Эксперименты со звуком и визуальными эффектами начинали оправдывать высказанные ранее подозрения, что эти технологии способны ввести пользователя в состояние, подобное сну. Этот период был отмечен растущим количеством мультфильмов и кинолент, отводящих главное место насильственной смерти и нападениям на людей, а также проникновением насилия в прайм-таймовые телепрограммы, в которых рассказы о случаях насилия многократно превосходили преступления в реальной жизни. К началу девяностых готическая эстетика воцарилась в художественной литературе и кино, где главное место уже систематически отводилось живым мертвецам и придуманным кошмарам.

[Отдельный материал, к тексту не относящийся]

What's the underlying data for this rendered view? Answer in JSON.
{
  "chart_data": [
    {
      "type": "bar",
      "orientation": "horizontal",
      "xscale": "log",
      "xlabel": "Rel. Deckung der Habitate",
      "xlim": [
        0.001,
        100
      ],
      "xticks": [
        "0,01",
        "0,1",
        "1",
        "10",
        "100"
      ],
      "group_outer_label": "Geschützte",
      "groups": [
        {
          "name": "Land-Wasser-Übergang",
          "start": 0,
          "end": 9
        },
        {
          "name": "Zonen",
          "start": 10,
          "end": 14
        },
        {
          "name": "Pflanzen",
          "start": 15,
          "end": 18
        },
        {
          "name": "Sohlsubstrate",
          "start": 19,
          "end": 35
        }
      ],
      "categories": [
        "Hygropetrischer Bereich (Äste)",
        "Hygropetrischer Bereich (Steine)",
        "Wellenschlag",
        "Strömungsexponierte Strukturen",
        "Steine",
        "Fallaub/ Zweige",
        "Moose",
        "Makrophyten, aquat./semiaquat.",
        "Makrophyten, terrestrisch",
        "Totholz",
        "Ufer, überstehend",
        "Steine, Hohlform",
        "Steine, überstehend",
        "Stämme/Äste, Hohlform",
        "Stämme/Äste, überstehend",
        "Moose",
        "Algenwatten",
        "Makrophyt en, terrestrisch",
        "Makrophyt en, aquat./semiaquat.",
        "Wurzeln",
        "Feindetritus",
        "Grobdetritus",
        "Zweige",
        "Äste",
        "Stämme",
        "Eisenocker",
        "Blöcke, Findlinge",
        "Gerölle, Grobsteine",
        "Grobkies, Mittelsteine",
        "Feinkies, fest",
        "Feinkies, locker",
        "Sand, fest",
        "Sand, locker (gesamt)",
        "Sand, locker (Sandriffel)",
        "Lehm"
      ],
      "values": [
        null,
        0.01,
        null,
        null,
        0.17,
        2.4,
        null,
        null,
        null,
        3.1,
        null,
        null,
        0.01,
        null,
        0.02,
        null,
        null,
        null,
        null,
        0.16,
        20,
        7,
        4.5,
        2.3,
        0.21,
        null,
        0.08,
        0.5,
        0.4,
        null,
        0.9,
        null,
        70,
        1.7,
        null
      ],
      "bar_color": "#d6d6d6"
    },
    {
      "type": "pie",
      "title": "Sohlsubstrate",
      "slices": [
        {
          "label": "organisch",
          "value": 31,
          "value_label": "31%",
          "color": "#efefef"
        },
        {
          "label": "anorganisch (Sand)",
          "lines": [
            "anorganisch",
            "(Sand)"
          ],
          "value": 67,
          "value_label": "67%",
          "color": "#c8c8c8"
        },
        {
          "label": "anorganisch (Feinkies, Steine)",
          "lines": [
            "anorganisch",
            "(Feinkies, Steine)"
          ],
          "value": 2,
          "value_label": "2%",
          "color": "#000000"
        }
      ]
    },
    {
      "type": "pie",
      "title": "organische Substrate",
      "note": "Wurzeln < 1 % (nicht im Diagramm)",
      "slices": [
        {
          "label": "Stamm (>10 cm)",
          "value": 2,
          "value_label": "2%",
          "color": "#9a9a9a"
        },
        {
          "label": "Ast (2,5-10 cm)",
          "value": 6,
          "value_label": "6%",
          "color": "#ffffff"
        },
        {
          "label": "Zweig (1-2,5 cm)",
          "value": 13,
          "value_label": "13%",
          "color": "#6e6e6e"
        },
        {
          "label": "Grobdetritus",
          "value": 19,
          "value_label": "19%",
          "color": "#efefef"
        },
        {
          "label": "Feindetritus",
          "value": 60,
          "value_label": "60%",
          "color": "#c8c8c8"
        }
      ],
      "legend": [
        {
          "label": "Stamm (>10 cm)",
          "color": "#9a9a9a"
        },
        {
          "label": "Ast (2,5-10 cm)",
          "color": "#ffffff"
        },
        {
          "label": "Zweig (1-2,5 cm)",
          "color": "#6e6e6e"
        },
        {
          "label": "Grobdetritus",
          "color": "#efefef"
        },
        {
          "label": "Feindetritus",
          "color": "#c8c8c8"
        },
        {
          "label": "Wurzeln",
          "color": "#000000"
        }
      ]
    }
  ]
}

Идеализация монстров в художественной литературе и кинематографе, сигнализировавшая о радикальном отказе от концепции человеческой исключительности, соответствовала изменениям в социальных и культурных практиках, происходившим в этот период. Вампирическая субкультура приобрела множество поклонников, соперничая в популярности с субкультурами готов и эмо. Увлечение серийными убийцами породило культуру знаменитостей, сосредоточенных на реальных серийных убийцах. Изменения в праздновании Хэллоуина в это время обнаружили сходные тенденции с тем, что происходило в кино и литературе. Распространение в Соединенных Штатах садистских городских легенд о Хэллоуине, начавшееся в конце 1970‐х и поднявшее панику на всю страну в 1980‐е, послужило привлечению беспрецедентного внимания к этому празднику. Эти садистские мистификации обусловили быстрый рост популярности Хэллоуина, представив его как яркое выражение антигуманизма и новый, модный товар массового потребления. Хэллоуин превратился в невероятно успешный праздник, благодаря тому что его фокус переместился с детской аудитории на взрослую, и он четко сосредоточился на символике, связанной со смертью и живыми мертвецами.

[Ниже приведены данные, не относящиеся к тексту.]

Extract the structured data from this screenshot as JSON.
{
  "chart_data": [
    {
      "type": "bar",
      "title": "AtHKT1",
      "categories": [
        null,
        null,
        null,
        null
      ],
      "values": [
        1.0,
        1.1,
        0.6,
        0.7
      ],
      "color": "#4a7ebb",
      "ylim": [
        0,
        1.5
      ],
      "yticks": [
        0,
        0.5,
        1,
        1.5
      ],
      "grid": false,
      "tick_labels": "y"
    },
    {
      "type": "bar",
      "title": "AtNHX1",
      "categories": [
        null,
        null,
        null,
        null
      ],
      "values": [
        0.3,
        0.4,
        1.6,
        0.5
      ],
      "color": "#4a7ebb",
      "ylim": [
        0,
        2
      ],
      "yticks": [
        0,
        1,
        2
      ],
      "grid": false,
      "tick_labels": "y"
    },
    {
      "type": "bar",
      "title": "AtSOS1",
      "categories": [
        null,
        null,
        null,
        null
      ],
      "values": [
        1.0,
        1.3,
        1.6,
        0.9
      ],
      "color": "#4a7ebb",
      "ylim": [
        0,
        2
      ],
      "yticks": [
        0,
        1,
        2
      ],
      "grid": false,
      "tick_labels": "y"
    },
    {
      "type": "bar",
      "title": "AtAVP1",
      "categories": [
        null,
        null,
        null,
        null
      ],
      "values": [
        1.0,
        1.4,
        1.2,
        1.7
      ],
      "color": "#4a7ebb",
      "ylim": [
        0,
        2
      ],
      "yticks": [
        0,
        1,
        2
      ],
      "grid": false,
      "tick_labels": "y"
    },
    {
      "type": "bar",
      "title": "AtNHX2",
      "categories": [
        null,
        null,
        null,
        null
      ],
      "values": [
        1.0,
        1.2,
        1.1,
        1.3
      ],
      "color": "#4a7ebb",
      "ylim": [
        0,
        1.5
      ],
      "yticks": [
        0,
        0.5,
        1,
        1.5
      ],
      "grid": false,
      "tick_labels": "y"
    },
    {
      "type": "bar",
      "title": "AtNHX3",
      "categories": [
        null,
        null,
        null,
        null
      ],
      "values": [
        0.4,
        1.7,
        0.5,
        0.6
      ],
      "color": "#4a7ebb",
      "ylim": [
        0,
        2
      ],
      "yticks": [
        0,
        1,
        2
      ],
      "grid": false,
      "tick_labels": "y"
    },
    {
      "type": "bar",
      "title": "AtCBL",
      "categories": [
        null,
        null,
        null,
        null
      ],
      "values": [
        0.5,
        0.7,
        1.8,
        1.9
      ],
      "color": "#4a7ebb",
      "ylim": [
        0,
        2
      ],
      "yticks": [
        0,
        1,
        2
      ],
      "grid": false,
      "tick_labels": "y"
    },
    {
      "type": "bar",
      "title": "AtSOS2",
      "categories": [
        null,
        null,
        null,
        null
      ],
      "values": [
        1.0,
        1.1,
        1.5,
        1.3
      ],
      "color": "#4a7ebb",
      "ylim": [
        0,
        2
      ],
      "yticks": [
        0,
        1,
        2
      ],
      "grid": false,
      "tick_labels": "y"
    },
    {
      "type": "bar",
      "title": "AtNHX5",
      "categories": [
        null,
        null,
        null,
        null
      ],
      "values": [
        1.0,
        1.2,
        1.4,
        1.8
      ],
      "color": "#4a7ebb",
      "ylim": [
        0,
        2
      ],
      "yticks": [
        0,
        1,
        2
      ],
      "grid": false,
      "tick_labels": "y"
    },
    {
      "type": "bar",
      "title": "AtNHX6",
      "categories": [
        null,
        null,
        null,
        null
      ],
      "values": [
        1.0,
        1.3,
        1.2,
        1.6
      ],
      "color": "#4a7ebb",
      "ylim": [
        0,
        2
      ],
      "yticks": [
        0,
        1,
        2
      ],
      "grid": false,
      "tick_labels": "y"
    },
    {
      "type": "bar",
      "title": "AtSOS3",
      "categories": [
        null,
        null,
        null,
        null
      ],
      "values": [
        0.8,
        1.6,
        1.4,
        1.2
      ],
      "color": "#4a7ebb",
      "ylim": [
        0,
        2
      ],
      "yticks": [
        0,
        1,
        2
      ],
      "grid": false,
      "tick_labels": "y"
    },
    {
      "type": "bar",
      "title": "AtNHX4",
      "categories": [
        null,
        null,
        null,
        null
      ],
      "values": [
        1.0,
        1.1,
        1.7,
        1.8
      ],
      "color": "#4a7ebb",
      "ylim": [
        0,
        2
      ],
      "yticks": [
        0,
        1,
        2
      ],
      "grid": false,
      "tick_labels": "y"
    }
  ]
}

Похоронные обряды тоже начали эволюционировать в этот период, о чем свидетельствовала популярность в Соединенных Штатах и Европе таких новых практик, как «зеленые похороны» и крионика, что, в свою очередь, свидетельствовало о росте неудовлетворенности существующими ритуалами и традициями. И наконец, в 1990‐е годы изучение смерти и танатология превратились в самостоятельное академическое поле, а смерть заняла центральное место в повестке исследований в общественных и гуманитарных науках.

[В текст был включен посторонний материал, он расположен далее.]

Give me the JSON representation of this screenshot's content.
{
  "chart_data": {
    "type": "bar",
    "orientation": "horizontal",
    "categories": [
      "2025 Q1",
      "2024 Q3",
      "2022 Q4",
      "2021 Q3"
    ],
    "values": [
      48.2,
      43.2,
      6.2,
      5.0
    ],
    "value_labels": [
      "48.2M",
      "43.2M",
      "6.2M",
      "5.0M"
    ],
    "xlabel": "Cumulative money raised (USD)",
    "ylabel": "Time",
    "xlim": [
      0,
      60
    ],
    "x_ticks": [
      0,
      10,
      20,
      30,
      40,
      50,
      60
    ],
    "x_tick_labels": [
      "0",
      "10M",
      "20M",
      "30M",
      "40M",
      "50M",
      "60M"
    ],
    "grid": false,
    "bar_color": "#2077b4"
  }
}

На заре нового тысячелетия проникновение культа смерти в популярную культуру становилось все более масштабным. Опираясь на авторитет критики гуманизма, индустрия развлечений сделала насилие своим законным товаром. Смерть заняла такое место на телевидении, что исследователи стали поговаривать о «смерти как о массовом зрелище». В начале нулевых секулярный апокалипсис, который не только провозглашал, но и предлагал отпраздновать конец человеческой цивилизации, стал чрезвычайно популярным развлекательным жанром. Хоррор был потеснен тремя новыми жанрами: БДСМ, «слэшерами» и пыточным порно, последний из которых к середине нулевых проник и в другие жанры. Популярная культура обнаружила в этот период еще одну важную тенденцию, а именно — увлечение каннибализмом. В кино и художественной литературе каннибализм, бывший когда-то выражением высшей степени бесчеловечности, приобрел новый статус модного развлечения. Совокупно с описаниями вампиров, «питающихся людьми», и серийных убийц, «охотящихся на людей», эти представления поставили под вопрос основополагающее пищевое табу. Характерная для нулевых годов помешанность на еде как теме исследований и публичных дебатов, с одной стороны, и постоянные сравнения людей с животными, и в частности с домашним скотом, с другой, в немалой степени способствовали упрочению неуверенности в том, что можно и что нельзя есть. Это позволило адептам популярной культуры глубже проникнуться идеей непреодолимой пропасти между идеализированным монстром и заурядным человечеством, считающимся ныне пищей для монстров и низшей расой, которая должна быть вытеснена в процессе эволюции.